The Philippines soon found they had rid themselves of a demon only to make a deal with the devil. In defeat Spain ‘ceded’ the Philippines to the U.S., which immediately rejected Philippine independence. Whereas the Spanish had sought to bring Catholicism to the Philippines, the U.S. sought to bring “freedom” and “civilization”. The war that followed, the U.S.’s first overseas experiment in nation-building, took the lives of over a quarter million Filipinos (a low estimate), the overwhelming majority of them civilians. Disease and famine were a prime cause of civilian deaths. But torture, mass executions, internment camps, village-buring, and other atrocities against civilians were also staples of the war.

Battle of Paceo, Philippine-American War

The war officially ended in 1902, but fighting continued until 1913. English, spoken by a minority of Filipinos, was declared the official language.

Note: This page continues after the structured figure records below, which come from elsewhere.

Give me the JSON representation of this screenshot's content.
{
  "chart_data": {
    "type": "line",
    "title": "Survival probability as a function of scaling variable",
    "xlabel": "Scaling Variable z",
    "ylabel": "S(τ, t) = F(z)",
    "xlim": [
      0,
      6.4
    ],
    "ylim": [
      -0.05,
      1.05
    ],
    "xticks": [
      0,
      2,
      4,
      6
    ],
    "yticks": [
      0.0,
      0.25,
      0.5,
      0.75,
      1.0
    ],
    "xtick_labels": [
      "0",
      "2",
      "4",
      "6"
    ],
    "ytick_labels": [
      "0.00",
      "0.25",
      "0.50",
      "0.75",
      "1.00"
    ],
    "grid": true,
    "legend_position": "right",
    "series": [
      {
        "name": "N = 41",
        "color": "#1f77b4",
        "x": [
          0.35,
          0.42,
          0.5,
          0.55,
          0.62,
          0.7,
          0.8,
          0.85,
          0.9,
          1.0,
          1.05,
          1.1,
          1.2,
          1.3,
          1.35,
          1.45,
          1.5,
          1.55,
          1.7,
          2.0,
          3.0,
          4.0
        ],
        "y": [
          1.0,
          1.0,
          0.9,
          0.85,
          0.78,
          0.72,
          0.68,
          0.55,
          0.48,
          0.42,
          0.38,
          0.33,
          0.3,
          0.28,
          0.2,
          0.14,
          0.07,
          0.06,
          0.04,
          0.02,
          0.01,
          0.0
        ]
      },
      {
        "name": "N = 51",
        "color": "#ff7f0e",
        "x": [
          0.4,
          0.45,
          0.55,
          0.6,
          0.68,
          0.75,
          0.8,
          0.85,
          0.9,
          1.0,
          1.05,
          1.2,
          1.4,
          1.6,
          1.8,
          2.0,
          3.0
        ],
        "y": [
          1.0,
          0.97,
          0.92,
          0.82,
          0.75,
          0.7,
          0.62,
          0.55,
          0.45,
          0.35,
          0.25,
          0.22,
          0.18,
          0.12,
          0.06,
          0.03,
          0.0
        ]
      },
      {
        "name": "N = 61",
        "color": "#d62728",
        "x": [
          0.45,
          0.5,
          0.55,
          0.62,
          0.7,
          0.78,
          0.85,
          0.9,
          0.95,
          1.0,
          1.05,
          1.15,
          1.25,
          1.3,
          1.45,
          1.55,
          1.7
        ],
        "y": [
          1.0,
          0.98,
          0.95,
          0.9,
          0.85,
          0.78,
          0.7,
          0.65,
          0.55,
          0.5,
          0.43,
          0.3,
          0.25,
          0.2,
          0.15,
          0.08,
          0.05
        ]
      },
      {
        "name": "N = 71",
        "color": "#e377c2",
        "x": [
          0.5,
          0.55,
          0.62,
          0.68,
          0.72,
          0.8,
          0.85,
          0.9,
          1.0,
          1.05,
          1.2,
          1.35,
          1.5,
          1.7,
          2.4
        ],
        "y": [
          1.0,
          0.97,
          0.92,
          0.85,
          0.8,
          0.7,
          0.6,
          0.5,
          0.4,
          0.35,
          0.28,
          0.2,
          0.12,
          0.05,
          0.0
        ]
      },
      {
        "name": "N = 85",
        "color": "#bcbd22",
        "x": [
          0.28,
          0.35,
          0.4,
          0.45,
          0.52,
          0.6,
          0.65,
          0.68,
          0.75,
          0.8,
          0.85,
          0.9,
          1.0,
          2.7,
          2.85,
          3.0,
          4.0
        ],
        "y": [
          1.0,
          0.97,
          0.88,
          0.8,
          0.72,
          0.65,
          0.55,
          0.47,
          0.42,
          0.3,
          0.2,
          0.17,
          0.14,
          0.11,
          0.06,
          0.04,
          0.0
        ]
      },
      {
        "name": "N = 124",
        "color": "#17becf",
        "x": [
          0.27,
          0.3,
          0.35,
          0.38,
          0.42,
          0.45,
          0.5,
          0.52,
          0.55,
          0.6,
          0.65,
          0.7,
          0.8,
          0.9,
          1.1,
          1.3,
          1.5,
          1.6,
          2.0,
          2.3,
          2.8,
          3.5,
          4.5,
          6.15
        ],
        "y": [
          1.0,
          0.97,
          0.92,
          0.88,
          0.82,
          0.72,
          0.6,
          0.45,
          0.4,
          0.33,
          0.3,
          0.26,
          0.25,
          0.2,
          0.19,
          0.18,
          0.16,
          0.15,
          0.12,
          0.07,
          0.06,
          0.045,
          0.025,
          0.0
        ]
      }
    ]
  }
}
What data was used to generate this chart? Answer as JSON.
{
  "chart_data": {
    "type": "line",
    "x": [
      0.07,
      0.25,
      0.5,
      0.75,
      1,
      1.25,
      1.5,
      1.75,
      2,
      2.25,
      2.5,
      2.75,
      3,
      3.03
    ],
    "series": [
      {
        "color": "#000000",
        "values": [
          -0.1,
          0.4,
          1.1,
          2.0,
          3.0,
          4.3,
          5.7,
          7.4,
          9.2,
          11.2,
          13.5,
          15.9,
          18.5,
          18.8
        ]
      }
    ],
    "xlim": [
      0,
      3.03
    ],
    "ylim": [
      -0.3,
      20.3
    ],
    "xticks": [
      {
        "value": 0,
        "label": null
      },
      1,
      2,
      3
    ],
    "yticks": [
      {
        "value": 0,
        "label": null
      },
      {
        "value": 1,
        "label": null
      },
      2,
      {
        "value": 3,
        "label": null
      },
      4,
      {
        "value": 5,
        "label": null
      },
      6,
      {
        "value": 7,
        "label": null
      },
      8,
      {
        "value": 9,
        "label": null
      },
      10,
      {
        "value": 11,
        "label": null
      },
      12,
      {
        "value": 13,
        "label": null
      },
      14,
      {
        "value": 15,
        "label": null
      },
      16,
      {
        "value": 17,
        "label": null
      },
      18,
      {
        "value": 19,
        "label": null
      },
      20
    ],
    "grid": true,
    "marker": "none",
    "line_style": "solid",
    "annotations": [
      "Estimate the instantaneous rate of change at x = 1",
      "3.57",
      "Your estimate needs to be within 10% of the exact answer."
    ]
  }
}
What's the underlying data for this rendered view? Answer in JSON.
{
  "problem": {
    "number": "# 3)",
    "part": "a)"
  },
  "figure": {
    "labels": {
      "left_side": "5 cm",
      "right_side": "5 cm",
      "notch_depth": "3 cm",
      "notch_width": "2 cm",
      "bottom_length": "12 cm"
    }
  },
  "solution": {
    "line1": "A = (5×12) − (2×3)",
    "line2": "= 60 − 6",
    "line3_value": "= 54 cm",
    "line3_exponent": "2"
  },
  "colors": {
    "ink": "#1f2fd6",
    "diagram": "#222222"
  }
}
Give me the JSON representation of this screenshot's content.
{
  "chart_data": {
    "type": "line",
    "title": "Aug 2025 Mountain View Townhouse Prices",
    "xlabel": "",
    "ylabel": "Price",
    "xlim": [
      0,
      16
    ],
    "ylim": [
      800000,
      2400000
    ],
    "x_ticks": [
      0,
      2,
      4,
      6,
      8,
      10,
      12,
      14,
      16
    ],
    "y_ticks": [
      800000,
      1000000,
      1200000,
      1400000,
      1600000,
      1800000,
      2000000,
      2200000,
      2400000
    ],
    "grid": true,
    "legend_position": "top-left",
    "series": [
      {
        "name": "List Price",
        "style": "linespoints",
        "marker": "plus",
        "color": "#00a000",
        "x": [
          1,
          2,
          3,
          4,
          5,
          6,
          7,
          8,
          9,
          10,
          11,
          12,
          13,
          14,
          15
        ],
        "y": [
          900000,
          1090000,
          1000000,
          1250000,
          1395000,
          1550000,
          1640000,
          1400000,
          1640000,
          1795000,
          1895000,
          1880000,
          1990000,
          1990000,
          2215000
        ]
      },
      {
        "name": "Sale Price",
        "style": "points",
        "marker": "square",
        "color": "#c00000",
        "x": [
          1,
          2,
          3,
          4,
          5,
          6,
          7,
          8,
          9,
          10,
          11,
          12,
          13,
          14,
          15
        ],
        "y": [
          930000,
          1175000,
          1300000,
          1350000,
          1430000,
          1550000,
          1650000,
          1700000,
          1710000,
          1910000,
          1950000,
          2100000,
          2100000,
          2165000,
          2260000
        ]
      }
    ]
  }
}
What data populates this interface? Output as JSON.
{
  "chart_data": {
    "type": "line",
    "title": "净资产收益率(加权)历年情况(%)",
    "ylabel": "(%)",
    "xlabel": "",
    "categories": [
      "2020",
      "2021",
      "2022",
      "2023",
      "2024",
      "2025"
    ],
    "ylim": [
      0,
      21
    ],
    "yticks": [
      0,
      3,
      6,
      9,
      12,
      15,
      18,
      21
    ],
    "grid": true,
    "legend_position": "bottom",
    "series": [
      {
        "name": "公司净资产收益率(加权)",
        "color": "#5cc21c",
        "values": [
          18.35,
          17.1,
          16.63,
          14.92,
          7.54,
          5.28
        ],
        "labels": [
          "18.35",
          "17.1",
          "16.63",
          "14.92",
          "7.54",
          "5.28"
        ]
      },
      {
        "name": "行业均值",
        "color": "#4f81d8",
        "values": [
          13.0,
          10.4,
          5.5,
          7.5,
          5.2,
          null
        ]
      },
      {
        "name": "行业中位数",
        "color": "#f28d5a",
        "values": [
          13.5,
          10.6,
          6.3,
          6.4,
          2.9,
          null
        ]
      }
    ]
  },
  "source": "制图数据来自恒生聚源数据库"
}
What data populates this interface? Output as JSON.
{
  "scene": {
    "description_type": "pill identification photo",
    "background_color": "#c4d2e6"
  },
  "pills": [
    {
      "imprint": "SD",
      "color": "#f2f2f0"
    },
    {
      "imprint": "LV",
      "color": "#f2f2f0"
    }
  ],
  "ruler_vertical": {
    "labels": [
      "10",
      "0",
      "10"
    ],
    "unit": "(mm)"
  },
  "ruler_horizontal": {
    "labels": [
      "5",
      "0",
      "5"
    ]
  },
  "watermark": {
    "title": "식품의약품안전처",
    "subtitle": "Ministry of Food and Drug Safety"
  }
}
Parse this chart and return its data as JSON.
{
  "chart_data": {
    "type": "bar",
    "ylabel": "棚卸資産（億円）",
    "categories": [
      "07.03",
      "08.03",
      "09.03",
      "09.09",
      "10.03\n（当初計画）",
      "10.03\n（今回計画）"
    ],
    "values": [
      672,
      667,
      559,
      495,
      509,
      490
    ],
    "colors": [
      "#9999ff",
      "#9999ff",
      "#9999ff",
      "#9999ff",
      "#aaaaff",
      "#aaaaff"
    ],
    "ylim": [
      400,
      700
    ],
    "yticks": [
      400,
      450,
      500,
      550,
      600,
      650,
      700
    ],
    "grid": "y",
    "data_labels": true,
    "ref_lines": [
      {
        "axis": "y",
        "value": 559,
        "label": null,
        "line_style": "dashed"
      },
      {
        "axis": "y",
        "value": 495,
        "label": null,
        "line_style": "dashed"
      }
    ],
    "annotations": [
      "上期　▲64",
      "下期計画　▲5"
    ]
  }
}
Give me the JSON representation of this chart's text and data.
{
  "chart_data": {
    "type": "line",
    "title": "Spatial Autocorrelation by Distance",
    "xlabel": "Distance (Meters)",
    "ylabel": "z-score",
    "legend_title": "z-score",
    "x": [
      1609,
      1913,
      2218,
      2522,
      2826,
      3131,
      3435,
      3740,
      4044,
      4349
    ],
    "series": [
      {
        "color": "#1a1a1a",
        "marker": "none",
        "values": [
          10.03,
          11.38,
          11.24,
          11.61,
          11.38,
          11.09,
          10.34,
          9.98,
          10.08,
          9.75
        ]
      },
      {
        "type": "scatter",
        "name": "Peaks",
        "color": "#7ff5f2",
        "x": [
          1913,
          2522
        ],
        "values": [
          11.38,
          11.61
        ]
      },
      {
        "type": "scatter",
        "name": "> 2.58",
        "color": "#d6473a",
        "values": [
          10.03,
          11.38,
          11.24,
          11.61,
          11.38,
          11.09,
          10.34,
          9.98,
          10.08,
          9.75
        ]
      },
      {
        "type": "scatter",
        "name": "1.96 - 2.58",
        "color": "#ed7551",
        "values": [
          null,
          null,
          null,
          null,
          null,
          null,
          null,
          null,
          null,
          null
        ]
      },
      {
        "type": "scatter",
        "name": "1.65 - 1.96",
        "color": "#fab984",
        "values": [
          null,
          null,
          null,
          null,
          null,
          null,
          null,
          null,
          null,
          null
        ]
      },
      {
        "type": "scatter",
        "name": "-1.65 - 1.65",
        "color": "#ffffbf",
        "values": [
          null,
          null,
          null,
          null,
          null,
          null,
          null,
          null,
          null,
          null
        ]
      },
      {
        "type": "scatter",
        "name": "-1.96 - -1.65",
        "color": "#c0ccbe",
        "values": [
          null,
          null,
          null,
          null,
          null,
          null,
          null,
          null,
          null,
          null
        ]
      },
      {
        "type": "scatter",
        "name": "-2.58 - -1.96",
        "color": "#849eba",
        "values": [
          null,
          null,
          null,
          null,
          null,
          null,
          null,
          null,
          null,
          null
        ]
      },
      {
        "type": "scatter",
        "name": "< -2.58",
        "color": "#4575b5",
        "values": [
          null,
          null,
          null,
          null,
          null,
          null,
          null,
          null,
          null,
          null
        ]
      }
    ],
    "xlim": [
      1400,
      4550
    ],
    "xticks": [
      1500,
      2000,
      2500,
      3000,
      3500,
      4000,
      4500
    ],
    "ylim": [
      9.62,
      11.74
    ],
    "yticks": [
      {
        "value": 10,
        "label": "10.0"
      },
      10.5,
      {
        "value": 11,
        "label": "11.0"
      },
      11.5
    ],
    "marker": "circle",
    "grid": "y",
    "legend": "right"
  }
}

The Philippines would not see independence until after World War II, fifty years after the death of Jose Rizal. Through that time and even to the present, Rizal and his writings continue to symbolize the Filipino spirit and their long fight for equality and self-determination.

 

Our Mother Tongue

The Tagalog language’s akin to Latin,
To English, Spanish, angelical tongue;
For God who knows how to look after us
This language He bestowed us upon.

As others, our language is the same
With alphabet and letters of its own,
It was lost because a storm did destroy
On the lake the bangka in years bygone.

Jose Rizal, age 8 (originally in Tagalog)

Jose Rizal Website

The Philippine-American War

Lessons from the Philippines “Insurrection”

4 Replies to “Jose Rizal Day”

  1. The Philippine-American War is one of those overlooked chapters in U.S. history, and until recently was referred to as the Philippines “Insurrection” in American history books, a term Filipinos were, understandably, not very happy about.